The words hit me like ice water, reminding me of what I’ve done. He thinks this is just a dream—a fantasy his subconscious has conjured. He doesn’t realize I’m actually here, that every touch, every kiss, every whispered confession was real.
Guilt crashes over me in waves. I’ve violated his privacy. His autonomy. His trust. I’ve taken advantage of his vulnerable state to satisfy my own selfish desires.
“Sienna?” He pulls back to look at me, concern creeping into his eyes at whatever he sees in my expression. “What’s wrong?”
I can’t tell him. Can’t admit what I’ve done without destroying whatever fragile trust exists between us. Instead, I force a smile.
“Nothing. Just...This is beautiful.” I gesture to the glowing meadow. “Your subconscious has excellent taste.”
He chuckles, pressing a kiss to my temple. “My subconscious has been thinking about you far too much lately.”
The admission makes my chest tighten with guilt and something dangerously close to hope.
“Revel,” I start, but he shakes his head.
“I know. When I wake up, we’ll go back to being enemies. Back to the mission and the duty and all the reasons this can never happen.” His arms tighten around me. “But for now, can we just be?”
I nod, not trusting my voice. We lie there in comfortable silence, his fingers tracing lazy patterns on my skin while I memorize the feel of being held, of being wanted, of being seen as more than just the Goddess of Death.
But even as I savor the moment, the guilt eats at me. This intimacy was built on a lie. He thinks he’s safe in his dreams, free to explore feelings he would never acknowledge in the waking world. And I’ve taken that safety from him without his knowledge or consent.
“I should go,” I whisper eventually.
“Not yet,” he murmurs, his voice already thick with approaching sleep. “Please. Just a little longer.”
The plea in his voice—so different from his usual commanding tone—nearly breaks my resolve. But I know I can’t stay. Every moment I remain makes my deception worse.
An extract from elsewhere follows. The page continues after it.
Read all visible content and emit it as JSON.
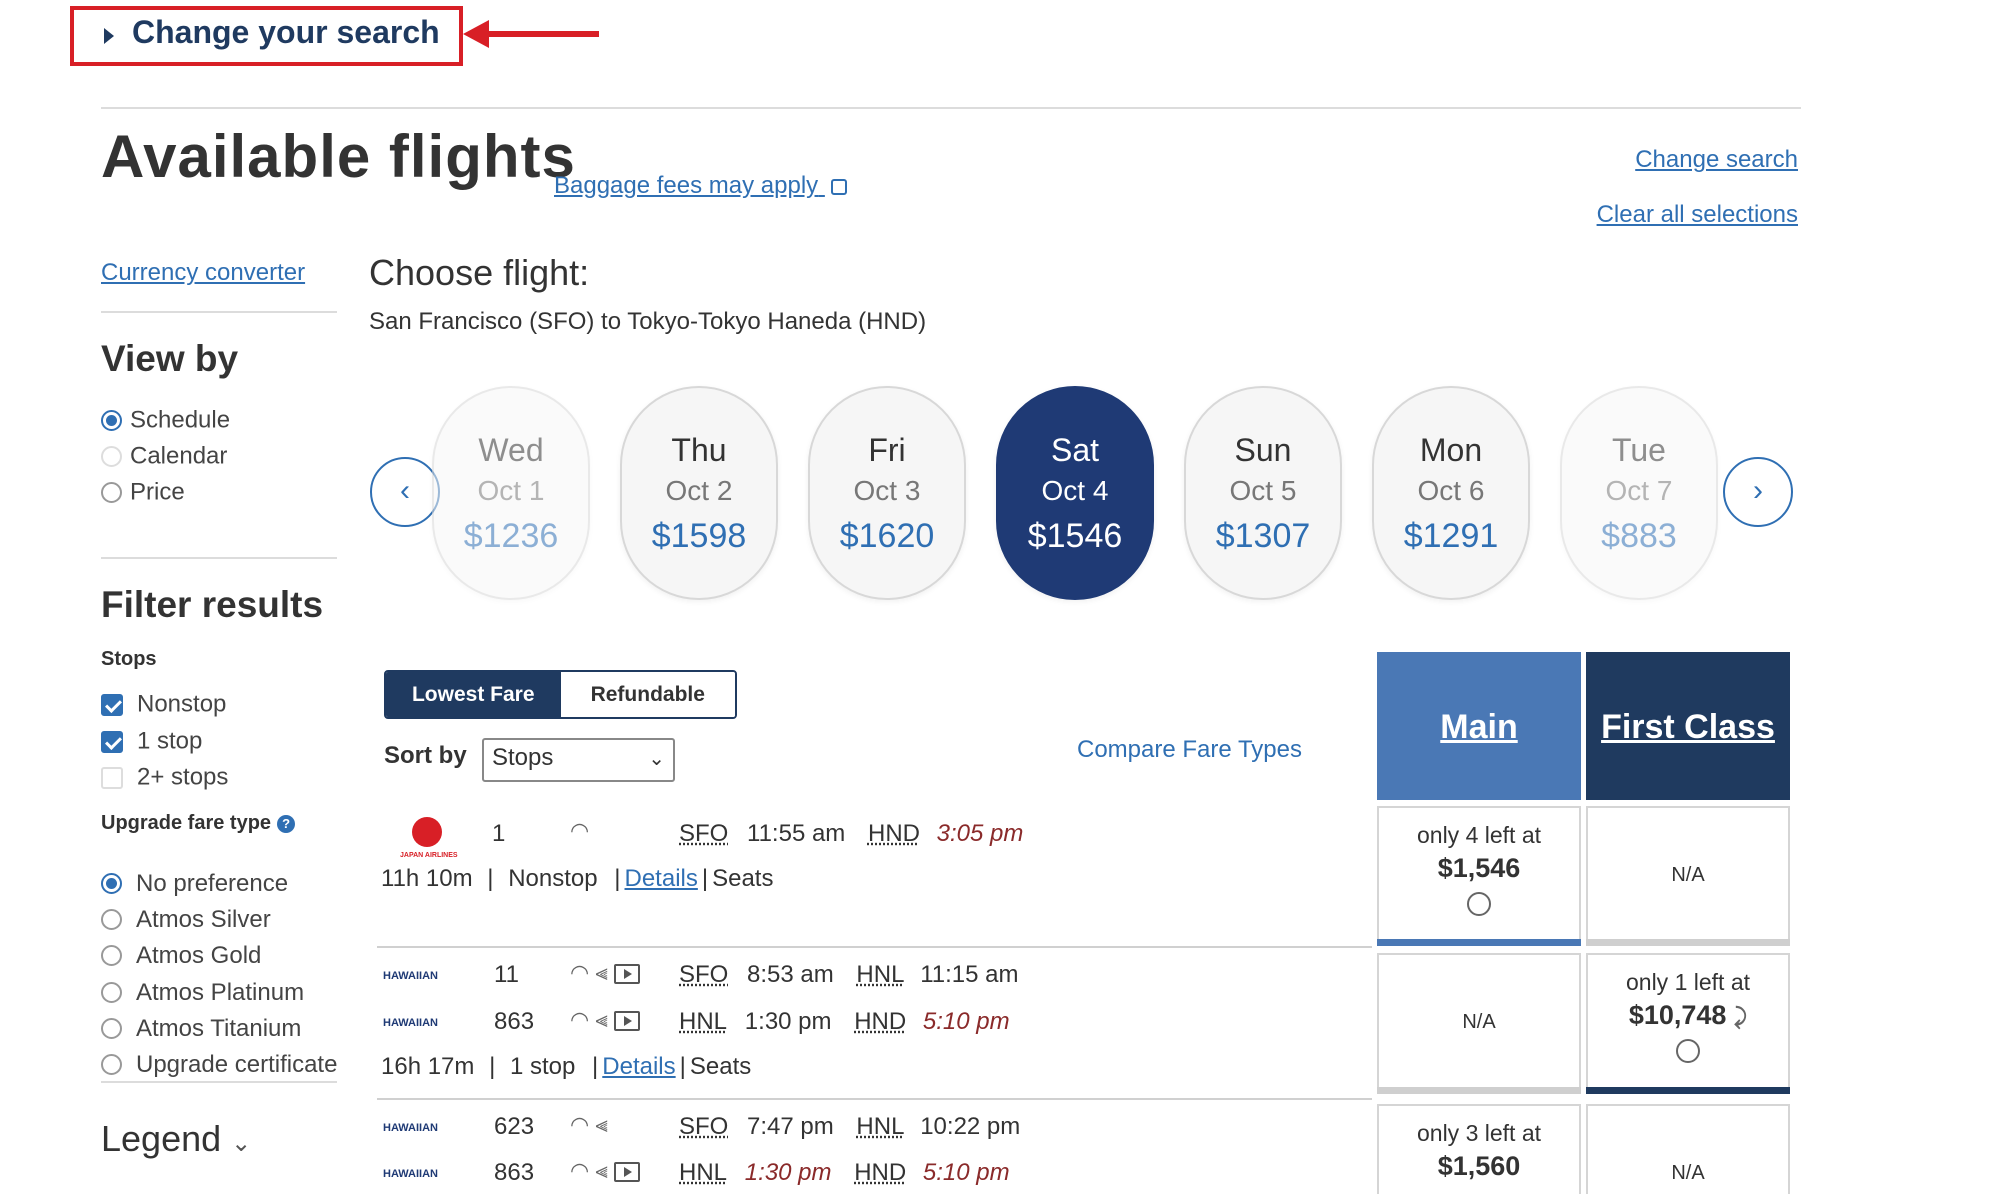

I begin to pull away, and he whimpers at the loss of contact. “Sienna, please,” he breathes, reaching for me even in his sleep. “Don’t leave me.”
The broken sound of my name on his lips will haunt me forever. I lean down and press one last kiss to his forehead, tasting the salt of tears I didn’t realize I was crying.
“I’m sorry,” I whisper, though I know he can’t hear me. “I’m so sorry.”
I withdraw from his mind as gently as I can, feeling the dream dissolve around us. The last thing I see is his peaceful face, finally relaxed in sleep, unaware of what I’ve stolen from him.
Back in my own ethereal form, floating in the darkened apartment, I’m overwhelmed by the magnitude of what I’ve done. I’ve crossed a line that can never be uncrossed, taken something that wasn’t freely given.
And the worst part? Despite the guilt eating me alive, I can’t bring myself to regret it entirely. Because for a few stolen moments, I felt alive again. I felt wanted. I felt like more than just duty and death and endless punishment.
But as I watch Revel sleep, his face peaceful and trusting, I make a silent vow. I won’t invade his dreams again. Whatever this thing between us is, it has to develop honestly, in the waking world, or not at all.
Even if it kills me to stay away.
Even if the memory of his whispered pleas and desperate touches haunts every moment of my existence.
Some lines, once crossed, can never be uncrossed. And some guilt, once earned, can never be absolved.
I float to the window and stare out at the sleeping city, carrying the weight of my deception and the echo of his voice calling my name.
Don’t leave me.
But I already have. And the worst part is, he doesn’t even know it.
14
Sienna
Imaterialize in Jovie’s living room at precisely three in the morning, the witching hour when the veil between realms thins. She’s waiting for me, perched on the edge of the couch with a mug of cold coffee between her hands. Dark circles shadow her eyes, but there’s a spark of determination there that reminds me why my brother fell for her.